自分の価値観では、「資本主義」という考え方だったり、
「資本主義」の時間の流れというものが早すぎるように思えて、
常々、言い表しにくい違和感というものを感じていたのだけれど、
この本は、その違和感の正体を、キチッと言葉で言い表してくれていた。

今もそうなのだけれど、例えば、車。
車のデザインが好き。とか、車のこの部分が好き。
という人を否定するわけではないけれど、
なんなら、自分も子供の頃は、車を好きすぎていたらしいのだけれど、
今となっては、不思議なことに、「移動手段」という視点でしか
車を見ることが出来ない。

「移動手段」であって、バス、電車、地下鉄、車のどれもが同じもの。
なので、車のデザイン等には、正直、こだわりもなければ、
移動出来れば、それで良い。
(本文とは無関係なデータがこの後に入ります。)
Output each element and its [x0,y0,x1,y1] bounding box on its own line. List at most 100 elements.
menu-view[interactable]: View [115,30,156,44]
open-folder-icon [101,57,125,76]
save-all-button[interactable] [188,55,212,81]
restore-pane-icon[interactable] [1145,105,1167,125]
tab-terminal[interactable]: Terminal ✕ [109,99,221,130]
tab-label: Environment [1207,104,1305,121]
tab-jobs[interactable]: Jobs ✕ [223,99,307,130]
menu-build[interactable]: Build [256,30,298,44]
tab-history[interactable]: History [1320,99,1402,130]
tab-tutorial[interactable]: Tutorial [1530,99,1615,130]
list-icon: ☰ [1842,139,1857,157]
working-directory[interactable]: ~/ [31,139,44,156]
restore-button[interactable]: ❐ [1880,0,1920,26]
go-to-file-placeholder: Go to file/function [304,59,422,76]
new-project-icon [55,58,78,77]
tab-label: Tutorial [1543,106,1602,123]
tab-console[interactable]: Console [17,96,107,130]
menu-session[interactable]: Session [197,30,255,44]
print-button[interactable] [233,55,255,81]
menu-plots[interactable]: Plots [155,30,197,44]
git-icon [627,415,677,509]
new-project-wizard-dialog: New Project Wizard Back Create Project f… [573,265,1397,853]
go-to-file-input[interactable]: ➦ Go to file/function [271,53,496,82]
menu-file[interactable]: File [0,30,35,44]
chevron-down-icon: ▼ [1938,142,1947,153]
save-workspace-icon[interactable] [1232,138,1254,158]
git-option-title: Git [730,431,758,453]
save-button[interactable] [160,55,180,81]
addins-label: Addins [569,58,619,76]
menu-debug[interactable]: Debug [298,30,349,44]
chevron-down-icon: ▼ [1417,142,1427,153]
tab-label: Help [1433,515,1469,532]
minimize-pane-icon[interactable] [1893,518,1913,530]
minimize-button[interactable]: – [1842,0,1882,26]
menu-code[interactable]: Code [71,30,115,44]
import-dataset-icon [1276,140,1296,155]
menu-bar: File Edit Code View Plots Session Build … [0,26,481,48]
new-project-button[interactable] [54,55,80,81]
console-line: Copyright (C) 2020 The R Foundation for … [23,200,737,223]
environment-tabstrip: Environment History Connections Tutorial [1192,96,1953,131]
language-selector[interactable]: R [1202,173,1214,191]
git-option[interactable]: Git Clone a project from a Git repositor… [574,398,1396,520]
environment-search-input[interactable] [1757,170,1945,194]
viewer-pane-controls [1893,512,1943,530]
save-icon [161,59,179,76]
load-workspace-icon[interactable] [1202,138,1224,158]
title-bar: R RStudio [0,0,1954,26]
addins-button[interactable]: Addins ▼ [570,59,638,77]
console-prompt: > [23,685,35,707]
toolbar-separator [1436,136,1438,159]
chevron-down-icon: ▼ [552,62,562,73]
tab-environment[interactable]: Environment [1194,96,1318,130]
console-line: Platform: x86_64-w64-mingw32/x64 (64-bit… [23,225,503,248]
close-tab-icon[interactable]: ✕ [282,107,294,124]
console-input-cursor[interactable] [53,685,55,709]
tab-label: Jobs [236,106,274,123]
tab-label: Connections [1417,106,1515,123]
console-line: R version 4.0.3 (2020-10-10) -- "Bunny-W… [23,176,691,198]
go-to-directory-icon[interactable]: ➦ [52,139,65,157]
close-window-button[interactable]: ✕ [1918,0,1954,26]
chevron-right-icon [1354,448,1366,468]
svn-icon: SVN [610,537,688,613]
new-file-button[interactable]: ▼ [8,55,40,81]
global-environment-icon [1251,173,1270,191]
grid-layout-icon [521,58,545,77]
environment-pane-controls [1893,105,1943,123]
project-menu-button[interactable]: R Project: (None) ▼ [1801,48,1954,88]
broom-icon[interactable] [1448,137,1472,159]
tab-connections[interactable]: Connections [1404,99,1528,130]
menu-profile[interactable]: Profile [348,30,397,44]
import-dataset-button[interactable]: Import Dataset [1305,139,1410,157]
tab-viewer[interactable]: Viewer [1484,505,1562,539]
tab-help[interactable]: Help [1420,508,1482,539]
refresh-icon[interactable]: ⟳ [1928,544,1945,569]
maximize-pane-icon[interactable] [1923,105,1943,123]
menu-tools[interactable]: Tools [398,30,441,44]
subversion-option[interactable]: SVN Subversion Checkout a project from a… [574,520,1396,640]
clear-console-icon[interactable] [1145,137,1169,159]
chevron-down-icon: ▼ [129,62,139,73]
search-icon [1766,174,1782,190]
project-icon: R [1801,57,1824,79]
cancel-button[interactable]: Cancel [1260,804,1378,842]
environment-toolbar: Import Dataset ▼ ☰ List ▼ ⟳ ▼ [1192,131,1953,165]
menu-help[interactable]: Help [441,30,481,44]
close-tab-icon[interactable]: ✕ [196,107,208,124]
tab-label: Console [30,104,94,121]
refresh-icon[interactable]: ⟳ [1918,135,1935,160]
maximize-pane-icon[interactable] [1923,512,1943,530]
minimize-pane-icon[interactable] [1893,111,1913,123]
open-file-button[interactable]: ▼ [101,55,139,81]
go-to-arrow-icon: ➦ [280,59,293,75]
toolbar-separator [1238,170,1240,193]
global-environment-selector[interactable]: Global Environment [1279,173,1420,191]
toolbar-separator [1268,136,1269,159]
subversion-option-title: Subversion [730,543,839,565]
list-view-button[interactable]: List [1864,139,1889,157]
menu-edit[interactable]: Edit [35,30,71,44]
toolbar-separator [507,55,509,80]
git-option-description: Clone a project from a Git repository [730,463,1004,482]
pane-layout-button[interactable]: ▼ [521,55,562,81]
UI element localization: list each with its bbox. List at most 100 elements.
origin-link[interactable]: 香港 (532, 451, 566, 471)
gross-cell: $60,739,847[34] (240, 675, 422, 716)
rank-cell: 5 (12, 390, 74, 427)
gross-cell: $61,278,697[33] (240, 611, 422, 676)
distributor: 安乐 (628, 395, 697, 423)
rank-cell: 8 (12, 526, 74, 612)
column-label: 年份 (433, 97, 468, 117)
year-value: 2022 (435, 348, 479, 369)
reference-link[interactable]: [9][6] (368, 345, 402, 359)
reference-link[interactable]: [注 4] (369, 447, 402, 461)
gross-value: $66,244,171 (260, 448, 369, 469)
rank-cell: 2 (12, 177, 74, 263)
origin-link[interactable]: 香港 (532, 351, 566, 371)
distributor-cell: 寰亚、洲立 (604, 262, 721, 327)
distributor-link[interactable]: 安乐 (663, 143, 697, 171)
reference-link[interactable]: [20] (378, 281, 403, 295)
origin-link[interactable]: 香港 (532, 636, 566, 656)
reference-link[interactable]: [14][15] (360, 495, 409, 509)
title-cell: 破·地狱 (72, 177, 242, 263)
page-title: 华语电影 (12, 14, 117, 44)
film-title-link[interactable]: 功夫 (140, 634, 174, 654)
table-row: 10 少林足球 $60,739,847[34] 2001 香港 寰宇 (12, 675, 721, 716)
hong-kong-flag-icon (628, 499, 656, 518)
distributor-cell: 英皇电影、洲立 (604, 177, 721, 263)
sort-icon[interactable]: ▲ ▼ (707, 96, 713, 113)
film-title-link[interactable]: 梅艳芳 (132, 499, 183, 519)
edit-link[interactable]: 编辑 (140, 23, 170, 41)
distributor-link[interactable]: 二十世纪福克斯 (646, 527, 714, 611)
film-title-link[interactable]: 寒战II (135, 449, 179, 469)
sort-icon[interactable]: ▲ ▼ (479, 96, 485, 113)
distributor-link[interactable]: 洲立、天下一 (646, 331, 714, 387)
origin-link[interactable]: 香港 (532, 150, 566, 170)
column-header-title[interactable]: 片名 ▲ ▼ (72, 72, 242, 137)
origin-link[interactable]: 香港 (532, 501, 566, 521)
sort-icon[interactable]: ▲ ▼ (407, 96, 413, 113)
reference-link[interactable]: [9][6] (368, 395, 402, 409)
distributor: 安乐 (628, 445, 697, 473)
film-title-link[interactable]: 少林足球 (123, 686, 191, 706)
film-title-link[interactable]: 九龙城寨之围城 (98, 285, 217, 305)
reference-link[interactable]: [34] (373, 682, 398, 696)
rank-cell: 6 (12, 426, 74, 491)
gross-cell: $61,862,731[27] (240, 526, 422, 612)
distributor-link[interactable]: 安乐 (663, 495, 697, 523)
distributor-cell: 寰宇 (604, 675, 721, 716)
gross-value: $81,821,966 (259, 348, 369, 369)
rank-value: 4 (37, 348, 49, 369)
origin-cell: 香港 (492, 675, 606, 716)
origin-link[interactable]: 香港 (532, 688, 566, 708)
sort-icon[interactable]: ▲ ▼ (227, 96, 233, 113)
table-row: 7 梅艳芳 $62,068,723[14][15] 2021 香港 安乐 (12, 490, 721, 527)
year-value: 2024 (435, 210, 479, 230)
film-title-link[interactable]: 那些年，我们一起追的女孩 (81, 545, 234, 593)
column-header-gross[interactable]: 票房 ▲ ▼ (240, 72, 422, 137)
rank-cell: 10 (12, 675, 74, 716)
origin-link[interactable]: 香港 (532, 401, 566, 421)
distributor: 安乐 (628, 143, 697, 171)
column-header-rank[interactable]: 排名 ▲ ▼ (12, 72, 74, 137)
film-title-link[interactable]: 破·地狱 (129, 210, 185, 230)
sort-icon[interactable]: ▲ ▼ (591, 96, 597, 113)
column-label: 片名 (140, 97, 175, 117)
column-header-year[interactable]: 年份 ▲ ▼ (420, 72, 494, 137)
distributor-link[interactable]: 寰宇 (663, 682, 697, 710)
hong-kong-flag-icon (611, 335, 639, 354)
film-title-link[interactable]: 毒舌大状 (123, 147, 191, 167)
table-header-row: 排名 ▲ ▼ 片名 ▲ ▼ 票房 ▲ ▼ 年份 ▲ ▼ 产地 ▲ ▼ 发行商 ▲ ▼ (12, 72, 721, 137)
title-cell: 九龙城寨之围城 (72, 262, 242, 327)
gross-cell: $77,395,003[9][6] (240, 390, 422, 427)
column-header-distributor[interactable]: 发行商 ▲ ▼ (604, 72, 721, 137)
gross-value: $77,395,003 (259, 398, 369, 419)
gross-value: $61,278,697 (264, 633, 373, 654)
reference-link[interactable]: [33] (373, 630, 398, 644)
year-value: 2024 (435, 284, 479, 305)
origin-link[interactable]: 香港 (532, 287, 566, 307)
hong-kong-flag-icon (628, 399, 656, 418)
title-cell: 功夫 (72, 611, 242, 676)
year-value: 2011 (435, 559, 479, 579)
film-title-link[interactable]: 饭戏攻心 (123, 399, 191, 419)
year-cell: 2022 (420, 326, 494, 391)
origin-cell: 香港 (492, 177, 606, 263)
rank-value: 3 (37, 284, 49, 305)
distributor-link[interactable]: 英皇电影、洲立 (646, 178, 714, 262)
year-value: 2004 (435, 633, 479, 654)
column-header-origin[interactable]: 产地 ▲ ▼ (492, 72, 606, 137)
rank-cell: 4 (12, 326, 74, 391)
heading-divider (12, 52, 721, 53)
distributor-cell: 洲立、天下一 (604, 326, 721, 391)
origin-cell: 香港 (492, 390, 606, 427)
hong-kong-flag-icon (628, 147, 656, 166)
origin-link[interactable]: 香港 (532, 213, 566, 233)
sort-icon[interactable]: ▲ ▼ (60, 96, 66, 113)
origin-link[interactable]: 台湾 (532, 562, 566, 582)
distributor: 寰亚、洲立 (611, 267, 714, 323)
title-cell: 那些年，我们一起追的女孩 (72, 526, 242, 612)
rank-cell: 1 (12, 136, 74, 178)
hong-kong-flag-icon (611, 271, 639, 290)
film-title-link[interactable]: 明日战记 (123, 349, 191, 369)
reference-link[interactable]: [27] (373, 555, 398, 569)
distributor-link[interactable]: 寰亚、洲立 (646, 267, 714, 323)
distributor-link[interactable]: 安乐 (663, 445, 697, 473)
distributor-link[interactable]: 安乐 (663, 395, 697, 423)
くらいに思っている。
そんな車も、資本主義社会においては、価値や値段に格差があって、
〇〇を持っているなんて…とか、ステータス的な一部になっている。
そんな風潮に違和感があったのだけれど、違和感の正体を、
この本、『人新世の「資本論」』を読んで、言葉で理解した。

その違和感の正体は、「希少性」。

資本主義社会においては、「希少性」という価値基準で、物事が測られ、
交換価値としての「貨幣」が独り歩きしている。
もの自体の「使用価値」、(車においては、移動するということ)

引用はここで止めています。